Load-balancing & Service Discovery

This tutorial will guide you to perform load-balancing and service discovery across multiple Kubernetes clusters when using Cilium.

Prerequisites

You need to have a functioning Cluster Mesh setup, please follow the guide Setting up Cluster Mesh to set it up.

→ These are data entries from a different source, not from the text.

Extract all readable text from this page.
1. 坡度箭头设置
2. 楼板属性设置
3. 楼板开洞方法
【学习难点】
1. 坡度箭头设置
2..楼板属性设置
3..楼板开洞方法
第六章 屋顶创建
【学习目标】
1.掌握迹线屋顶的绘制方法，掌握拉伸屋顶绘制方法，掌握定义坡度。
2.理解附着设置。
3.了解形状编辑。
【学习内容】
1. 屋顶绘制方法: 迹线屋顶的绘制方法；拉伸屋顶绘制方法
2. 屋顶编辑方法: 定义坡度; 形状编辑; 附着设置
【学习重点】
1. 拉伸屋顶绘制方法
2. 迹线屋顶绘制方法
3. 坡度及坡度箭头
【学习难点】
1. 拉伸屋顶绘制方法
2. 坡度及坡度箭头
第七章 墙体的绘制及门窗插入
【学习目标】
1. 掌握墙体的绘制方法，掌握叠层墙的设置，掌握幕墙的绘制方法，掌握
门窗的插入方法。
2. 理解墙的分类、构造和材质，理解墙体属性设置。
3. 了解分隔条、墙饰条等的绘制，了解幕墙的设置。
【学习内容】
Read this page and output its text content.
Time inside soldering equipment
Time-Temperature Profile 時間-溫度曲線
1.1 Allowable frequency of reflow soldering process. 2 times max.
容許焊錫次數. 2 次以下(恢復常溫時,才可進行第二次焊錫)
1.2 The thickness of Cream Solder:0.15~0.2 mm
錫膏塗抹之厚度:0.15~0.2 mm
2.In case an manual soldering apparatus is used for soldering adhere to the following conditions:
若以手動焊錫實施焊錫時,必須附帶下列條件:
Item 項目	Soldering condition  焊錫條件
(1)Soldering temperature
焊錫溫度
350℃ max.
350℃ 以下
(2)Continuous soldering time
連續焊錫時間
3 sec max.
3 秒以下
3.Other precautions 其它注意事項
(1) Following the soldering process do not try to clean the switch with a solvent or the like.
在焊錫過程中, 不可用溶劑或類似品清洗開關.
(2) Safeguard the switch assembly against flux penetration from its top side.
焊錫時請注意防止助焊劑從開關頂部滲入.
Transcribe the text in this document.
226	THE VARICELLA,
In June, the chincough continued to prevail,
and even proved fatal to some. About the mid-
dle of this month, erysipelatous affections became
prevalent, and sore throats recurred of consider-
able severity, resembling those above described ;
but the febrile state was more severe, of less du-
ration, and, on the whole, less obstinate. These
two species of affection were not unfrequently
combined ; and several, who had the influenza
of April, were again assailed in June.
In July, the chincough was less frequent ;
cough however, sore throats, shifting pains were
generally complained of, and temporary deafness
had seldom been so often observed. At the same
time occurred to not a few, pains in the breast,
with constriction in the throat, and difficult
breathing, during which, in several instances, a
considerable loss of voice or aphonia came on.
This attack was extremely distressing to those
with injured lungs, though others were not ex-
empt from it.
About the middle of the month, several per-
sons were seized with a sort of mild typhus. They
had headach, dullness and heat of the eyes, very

Load-balancing with Global Services

Establishing load-balancing between clusters is achieved by defining a Kubernetes service with identical name and namespace in each cluster and adding the annotation io.cilium/global-service: "true" to declare it global. Cilium will automatically perform load-balancing to pods in both clusters.

  1. apiVersion: v1
  2. kind: Service
  3. metadata:
  4.   name: rebel-base
  5.   annotations:
  6.     io.cilium/global-service: "true"
  7. spec:
  8.   type: ClusterIP
  9.   ports:
  10.   - port: 80
  11.   selector:
  12.     name: rebel-base

Disabling Global Service Sharing

By default, a Global Service will load-balance across backends in multiple clusters. This implicitly configures io.cilium/shared-service: "true". To prevent service backends from being shared to other clusters, this option should be disabled.

Below example will expose remote endpoint without sharing local endpoints.

  1. apiVersion: v1
  2. kind: Service
  3. metadata:
  4.   name: rebel-base
  5.   annotations:
  6.     io.cilium/global-service: "true"
  7.     io.cilium/shared-service: "false"
  8. spec:
  9.   type: ClusterIP
  10.   ports:
  11.   - port: 80
  12.   selector:
  13.     name: rebel-base

Deploying a Simple Example Service

  1. In cluster 1, deploy:

    1. kubectl apply -f https://raw.githubusercontent.com/cilium/cilium/v1.11/examples/kubernetes/clustermesh/global-service-example/rebel-base-global-shared.yaml
    2. kubectl apply -f https://raw.githubusercontent.com/cilium/cilium/v1.11/examples/kubernetes/clustermesh/global-service-example/cluster1.yaml

  2. In cluster 2, deploy:

    1. kubectl apply -f https://raw.githubusercontent.com/cilium/cilium/v1.11/examples/kubernetes/clustermesh/global-service-example/rebel-base-global-shared.yaml
    2. kubectl apply -f https://raw.githubusercontent.com/cilium/cilium/v1.11/examples/kubernetes/clustermesh/global-service-example/cluster2.yaml

  3. From either cluster, access the global service:

    1. kubectl exec -ti deployment/x-wing -- curl rebel-base

    You will see replies from pods in both clusters.

  4. In cluster 1, add io.cilium/shared-service="false" to existing global service

    1. kubectl annotate service rebel-base io.cilium/shared-service="false" --overwrite

  5. From cluster 1, access the global service one more time:

    1. kubectl exec -ti deployment/x-wing -- curl rebel-base

    You will still see replies from pods in both clusters.

  6. From cluster 2, access the global service again:

    1. kubectl exec -ti deployment/x-wing -- curl rebel-base

    You will see replies from pods only from cluster 2, as the global service in cluster 1 is no longer shared.

  7. In cluster 1, remove io.cilium/shared-service annotation of existing global service

    1. kubectl annotate service rebel-base io.cilium/shared-service-

  8. From either cluster, access the global service:

    1. kubectl exec -ti deployment/x-wing -- curl rebel-base

    You will see replies from pods in both clusters again.